Выбрать главу

Время, однако, перейти к тому, что мы только что назвали «другими событиями». Летом 1893 г. Вяч. Иванов встретил в Риме, городе своей судьбы, молодую русскую женщину, своевольную и великодушную, сильную и тревожную, наделенную неистовой, трудной витальностью, которая наилучшим образом воплощала и ницшевскую страсть к жизни, и ту алчбу неведомой Западу свободы, каковую молодой поэт восславил в упомянутой выше парижской эпиграмме как особое качество славянства. Она не всякому понравилась бы, но и очень злой глаз не сыскал бы в ней ничего мелкого. Сказать, что ее душевный склад заставляет вспомнить героинь Достоевского, — несносная банальность, без которой, однако, нелегко обойтись. В немецком пансионе, где она училась, ее прозвали «Der russische Teufel»— «русский черт». Она не была разночинкой, как Вячеслав: в ней текла кровь сербских князей Зиновичей — и того самого Аннибала, Арапа Петра Великого и пушкинского пращура; звали ее Лидия Дмитриевна Зиновьева-Аннибал. В ту пору она, как столь многие потомки древних родов, трудилась на поприще эсерского революционерства, от чего ее увела встреча с Ивановым и родившаяся в этой встрече мечта о революции духа — та мечта, без коей русский символизм решительно непредставим. Ей самой суждено было стать одним из персонажей Серебряного века, оценившего ее «свободолюбие»(Бердяев), ее «прямодушие и отзывчивость»(Чулков); ее собственное литературное творчество вызывало когда-то разгоряченные споры; но в этой статье речь о ней пойдет лишь как о протагонистке биографии Иванова и центральном образе его поэзии. Много лет спустя, в 1908 г., были написаны стихи:

Наш первый хмель, преступный хмель свободы Могильный Колизей Благословил: там хищной и мятежной Рекой смесились воды Двух рухнувших страстей…

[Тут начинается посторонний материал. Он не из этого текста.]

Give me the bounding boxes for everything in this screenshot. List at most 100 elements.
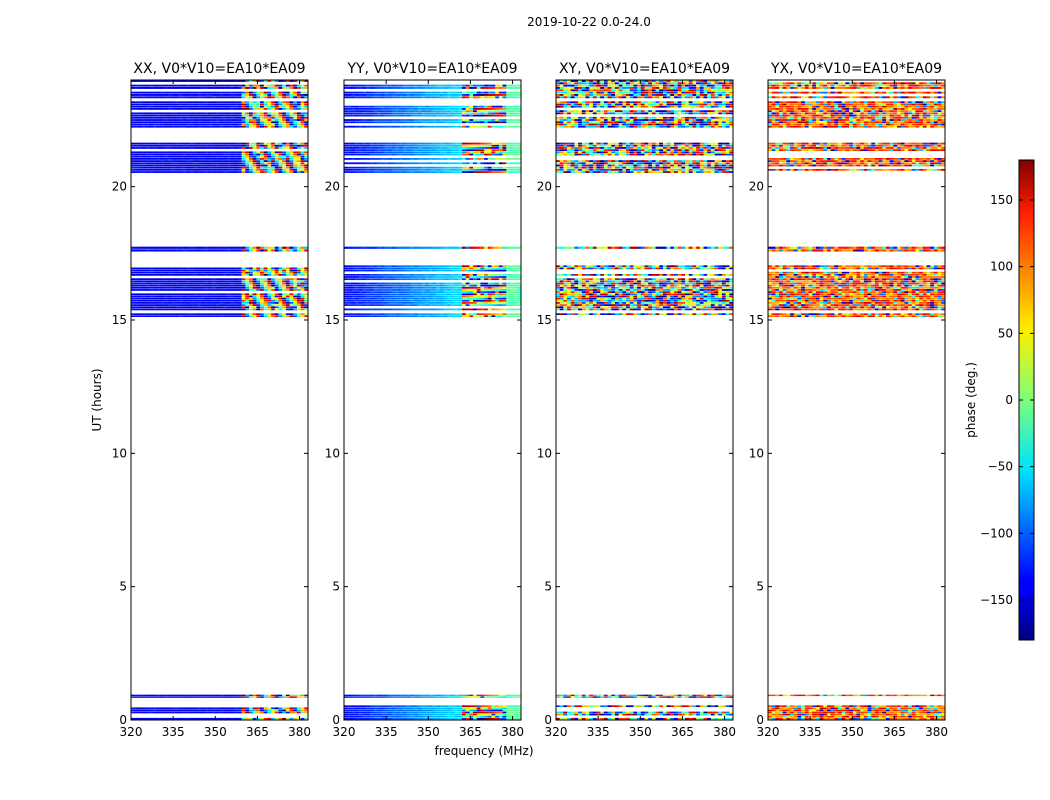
phase-cell	[447, 291, 452, 294]
phase-cell	[300, 299, 305, 302]
phase-cell	[509, 295, 514, 298]
phase-cell	[425, 291, 430, 294]
phase-cell	[388, 291, 393, 294]
phase-cell	[145, 144, 150, 147]
phase-cell	[193, 299, 198, 302]
phase-cell	[175, 297, 180, 300]
phase-cell	[377, 297, 382, 300]
phase-cell	[134, 267, 139, 270]
y-tick-label: 10	[112, 446, 127, 460]
phase-cell	[241, 289, 246, 291]
phase-cell	[256, 87, 261, 89]
phase-cell	[293, 168, 298, 171]
phase-cell	[513, 295, 518, 298]
phase-cell	[145, 295, 150, 298]
phase-cell	[369, 147, 374, 149]
phase-cell	[487, 273, 492, 276]
phase-cell	[443, 166, 448, 169]
phase-cell	[201, 108, 205, 110]
phase-cell	[226, 306, 231, 309]
phase-cell	[167, 158, 172, 160]
phase-cell	[509, 158, 514, 160]
phase-cell	[395, 308, 400, 311]
phase-cell	[480, 705, 485, 708]
phase-cell	[506, 142, 511, 145]
phase-cell	[447, 151, 452, 154]
phase-cell	[182, 87, 187, 89]
phase-cell	[256, 299, 261, 302]
phase-cell	[149, 168, 154, 171]
phase-cell	[421, 171, 426, 173]
phase-cell	[351, 302, 356, 304]
phase-cell	[156, 121, 161, 124]
phase-cell	[204, 153, 209, 156]
phase-cell	[498, 715, 503, 718]
phase-cell	[513, 110, 518, 113]
phase-cell	[249, 105, 253, 108]
phase-cell	[282, 711, 287, 714]
phase-cell	[201, 313, 205, 315]
phase-cell	[260, 164, 264, 167]
phase-cell	[436, 273, 441, 276]
phase-cell	[498, 108, 503, 110]
phase-cell	[443, 142, 448, 145]
phase-cell	[223, 308, 228, 311]
phase-cell	[366, 273, 371, 276]
phase-cell	[304, 105, 309, 108]
phase-cell	[487, 158, 492, 160]
phase-cell	[347, 297, 352, 300]
phase-cell	[208, 151, 213, 154]
phase-cell	[443, 289, 448, 291]
phase-cell	[178, 114, 183, 117]
phase-cell	[252, 80, 257, 82]
phase-cell	[160, 155, 165, 158]
phase-cell	[131, 87, 135, 89]
phase-cell	[285, 273, 290, 276]
phase-cell	[237, 711, 242, 714]
phase-cell	[300, 153, 305, 156]
phase-cell	[271, 101, 276, 104]
phase-cell	[417, 295, 422, 298]
phase-cell	[300, 105, 305, 108]
phase-cell	[289, 166, 294, 169]
phase-cell	[245, 166, 250, 169]
phase-cell	[436, 153, 441, 156]
phase-cell	[480, 246, 485, 249]
phase-cell	[293, 694, 298, 697]
phase-cell	[476, 705, 481, 708]
phase-cell	[219, 153, 224, 156]
phase-cell	[274, 80, 279, 82]
phase-cell	[388, 153, 393, 156]
phase-cell	[443, 302, 448, 304]
phase-cell	[293, 153, 298, 156]
phase-cell	[149, 709, 154, 712]
phase-cell	[164, 155, 169, 158]
phase-cell	[156, 284, 161, 287]
phase-cell	[241, 273, 246, 276]
phase-cell	[473, 269, 477, 272]
phase-cell	[293, 313, 298, 315]
phase-cell	[469, 293, 474, 296]
phase-cell	[156, 125, 161, 128]
phase-cell	[391, 707, 396, 710]
phase-cell	[406, 313, 411, 315]
phase-cell	[249, 306, 253, 309]
phase-cell	[384, 289, 389, 291]
phase-cell	[274, 162, 279, 165]
phase-cell	[428, 246, 433, 249]
phase-cell	[439, 162, 444, 165]
phase-cell	[450, 162, 455, 165]
phase-cell	[513, 304, 518, 306]
phase-cell	[380, 717, 385, 720]
phase-cell	[138, 302, 143, 304]
phase-cell	[300, 304, 305, 306]
phase-cell	[249, 278, 253, 281]
phase-cell	[234, 103, 239, 106]
phase-cell	[263, 96, 268, 99]
phase-cell	[171, 302, 176, 304]
phase-cell	[138, 116, 143, 119]
phase-cell	[289, 284, 294, 287]
phase-cell	[197, 295, 202, 298]
phase-cell	[432, 286, 437, 289]
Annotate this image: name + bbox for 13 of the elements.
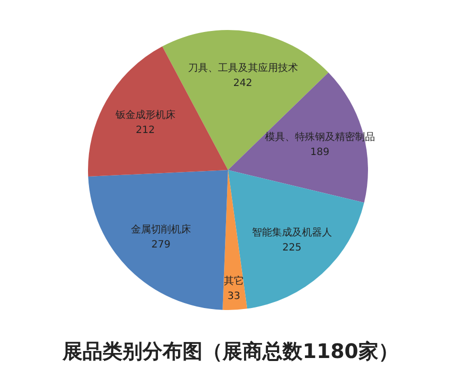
- data-label: 189: [310, 146, 330, 158]
- slice-label: 金属切削机床: [130, 224, 191, 236]
- slice-label: 钣金成形机床: [114, 108, 176, 121]
- text: 展品类别分布图（展商总数1180家）: [62, 339, 398, 363]
- slice-label: 其它: [224, 274, 244, 287]
- data-label: 212: [136, 124, 155, 136]
- data-label: 242: [233, 78, 252, 89]
- slice-label: 刀具、工具及其应用技术: [188, 62, 298, 74]
- data-label: 279: [151, 240, 171, 251]
- data-label: 33: [228, 290, 240, 302]
- data-label: 225: [282, 242, 302, 254]
- slice-label: 智能集成及机器人: [252, 226, 332, 239]
- slice-label: 模具、特殊钢及精密制品: [264, 130, 375, 143]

Как он был женатым человеком и отцом, она была замужней женщиной и матерью троих детей. Оба, по-видимому, предпринимали довольно нешуточные усилия, чтобы справиться со своей страстью. От их первой встречи до марта 1895 г., когда они решились кинуться друг другу в объятья, прошло, как-никак, два года без малого.

Мы не знаем и никогда не узнаем в точности, какими психологическими кризисами страсть эта была подготовлена. Поэзия Вяч. Иванова рано исключает навязчиво-откровенные жалобы. Может быть, только два стихотворения, вошедшие впоследствии в «Кормчие звезды» и стоящие в этом сборнике рядом — «Лунные розы» и особенно «Вожатый» — заставляют задуматься о том, что неистощимо общительный и неутомимо жизнелюбивый впоследствии сын нелюдимого землемера Ивана Тихоновича Иванова мог изначально в какой-то степени унаследовать предрасположение своего отца к психическим депрессиям, к самооощущению живого мертвеца, насильно выведенного в жизнь, к людям, как на поругание:

Слепит меня день веселый Пугает шум градской, И ранит насмешкой тяжелой Пытливый взор людской. Вожатый! Сударь и платы, И повязи рук и главы — Бесславней, чем цепи кольчаты, В устах шепотливой молвы! /…/

(Слово «сударь», здесь, разумеется, церковнославянское, с ударением на втором слоге, и означает ткань, некогда возлагавшуюся на голову покойнику и упоминаемую в рассказе Евангелия от Иоанна 20, 7 о гробнице Христа.)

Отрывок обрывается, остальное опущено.